*** Проститься с деревом, как с детством, как с матерью или сестрой. Принять убогое наследство сухой листвой, гнилой корой. В глазах кочевников отпетых горит мечта — срубить и сжечь. А лозы прорастают где-то, а в доме станет тёплой печь… Как зверь домашний, прикасалось и тёрлось дерево о сталь — с последней ласкою, казалось. Ну что ты плачешь? Перестань. Прими урок житейский пресный, хоть на полветки став сильней и душу, словно ствол древесный, выращивая из корней.

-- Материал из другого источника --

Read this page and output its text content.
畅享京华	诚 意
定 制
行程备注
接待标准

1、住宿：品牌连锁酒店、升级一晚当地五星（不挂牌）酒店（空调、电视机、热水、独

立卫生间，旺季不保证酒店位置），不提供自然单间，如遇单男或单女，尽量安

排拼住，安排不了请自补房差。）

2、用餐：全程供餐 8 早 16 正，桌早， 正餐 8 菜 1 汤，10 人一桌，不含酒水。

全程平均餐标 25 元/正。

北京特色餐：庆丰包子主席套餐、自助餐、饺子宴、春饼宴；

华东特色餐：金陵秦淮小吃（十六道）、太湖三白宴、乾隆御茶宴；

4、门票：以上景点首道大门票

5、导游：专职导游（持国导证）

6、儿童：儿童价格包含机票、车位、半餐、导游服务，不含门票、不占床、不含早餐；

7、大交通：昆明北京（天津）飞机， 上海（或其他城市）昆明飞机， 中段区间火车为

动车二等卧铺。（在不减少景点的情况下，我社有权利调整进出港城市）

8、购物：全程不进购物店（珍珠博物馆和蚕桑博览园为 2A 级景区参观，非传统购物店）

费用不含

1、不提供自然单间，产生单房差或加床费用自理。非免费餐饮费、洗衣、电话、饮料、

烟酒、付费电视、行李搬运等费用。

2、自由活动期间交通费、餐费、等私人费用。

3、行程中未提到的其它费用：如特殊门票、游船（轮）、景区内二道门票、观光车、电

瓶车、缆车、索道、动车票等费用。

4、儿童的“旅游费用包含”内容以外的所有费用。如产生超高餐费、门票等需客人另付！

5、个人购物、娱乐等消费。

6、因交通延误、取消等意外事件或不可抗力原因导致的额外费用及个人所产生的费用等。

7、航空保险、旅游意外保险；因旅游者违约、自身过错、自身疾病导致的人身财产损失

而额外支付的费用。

*** Пятьдесят восьмое ноября. Сам себе не верит календарь. С шубою, слежавшейся в шкафу, опостылевший свалялся мрак. Сух и сер демисезонный взгляд, мечется в бесснежном декабре то ли горожанин, то ли волк, то ли мглистая седая тень. И деревья в безнадёжном сне воздух рвут, слипаются с землёй. Ветви не касаются небес — наглухо впечатаны в асфальт. Так вот и поймёшь, что чудеса — самая обыденная вещь: манна отражает, и блестит самой тёмной ночью — белый снег.
*** Ошибся памятью — как дверью, зашёл — а никого вокруг. Передоверить подмастерью латать глухонемой недуг не получается — застынешь, прислушаешься: ни гу-гу. Распластывается пустыней рай, смутно видимый сквозь мгу. Здесь время инеем покрыто, огонь заснул, а вдалеке одно разбитое корыто да пара вёсел в челноке. Так уплывай же, понемногу настраиваясь на приход луча на тёмную дорогу и полоумных полых вод.

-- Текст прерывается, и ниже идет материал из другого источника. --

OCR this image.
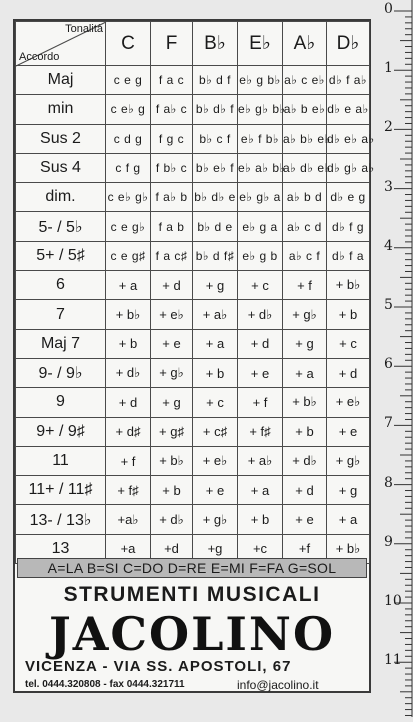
Tonalità
Accordo	C	F	B♭	E♭	A♭	D♭
Maj	c e g	f a c	b♭ d f	e♭ g b♭	a♭ c e♭	d♭ f a♭
min	c e♭ g	f a♭ c	b♭ d♭ f	e♭ g♭ b♭	a♭ b e♭	d♭ e a♭
Sus 2	c d g	f g c	b♭ c f	e♭ f b♭	a♭ b♭ e♭	d♭ e♭ a♭
Sus 4	c f g	f b♭ c	b♭ e♭ f	e♭ a♭ b♭	a♭ d♭ e♭	d♭ g♭ a♭
dim.	c e♭ g♭	f a♭ b	b♭ d♭ e	e♭ g♭ a	a♭ b d	d♭ e g
5- / 5♭	c e g♭	f a b	b♭ d e	e♭ g a	a♭ c d	d♭ f g
5+ / 5♯	c e g♯	f a c♯	b♭ d f♯	e♭ g b	a♭ c f	d♭ f a
6	+ a	+ d	+ g	+ c	+ f	+ b♭
7	+ b♭	+ e♭	+ a♭	+ d♭	+ g♭	+ b
Maj 7	+ b	+ e	+ a	+ d	+ g	+ c
9- / 9♭	+ d♭	+ g♭	+ b	+ e	+ a	+ d
9	+ d	+ g	+ c	+ f	+ b♭	+ e♭
9+ / 9♯	+ d♯	+ g♯	+ c♯	+ f♯	+ b	+ e
11	+ f	+ b♭	+ e♭	+ a♭	+ d♭	+ g♭
11+ / 11♯	+ f♯	+ b	+ e	+ a	+ d	+ g
13- / 13♭	+a♭	+ d♭	+ g♭	+ b	+ e	+ a
13	+a	+d	+g	+c	+f	+ b♭
A=LA B=SI C=DO D=RE E=MI F=FA G=SOL
STRUMENTI MUSICALI
JACOLINO
VICENZA - VIA SS. APOSTOLI, 67
tel. 0444.320808 - fax 0444.321711	info@jacolino.it
0
1
2
3
4
5
6
7
8
9
10
11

*** Не видно зги, не слышно вздоха и кровь во облацех темна. Не отвергай: твоя эпоха. Твоя страна. Твоя война. Не отвечай на зов убожеств, прими судьбу: такие дни. Гляди в себя. И сколько сможешь — хоть столько мира сохрани.
*** Я защищаюсь тем, что защищаю. Мой щит насквозь изъеден древоточцем. Меча и не было — пучок павлиньих перьев, и даже шляпы нет, и заменён орлиный взор биноклем театральным прабабкиным, от пушкинской поры. Заглядывая в бездну краем глаза, я понимаю: путь не бесконечен, но время неделимо, и уже не так и важно, сколько мне отмерят, лишь сохранить бы лёгкие следочки и гулкие глубокие следы.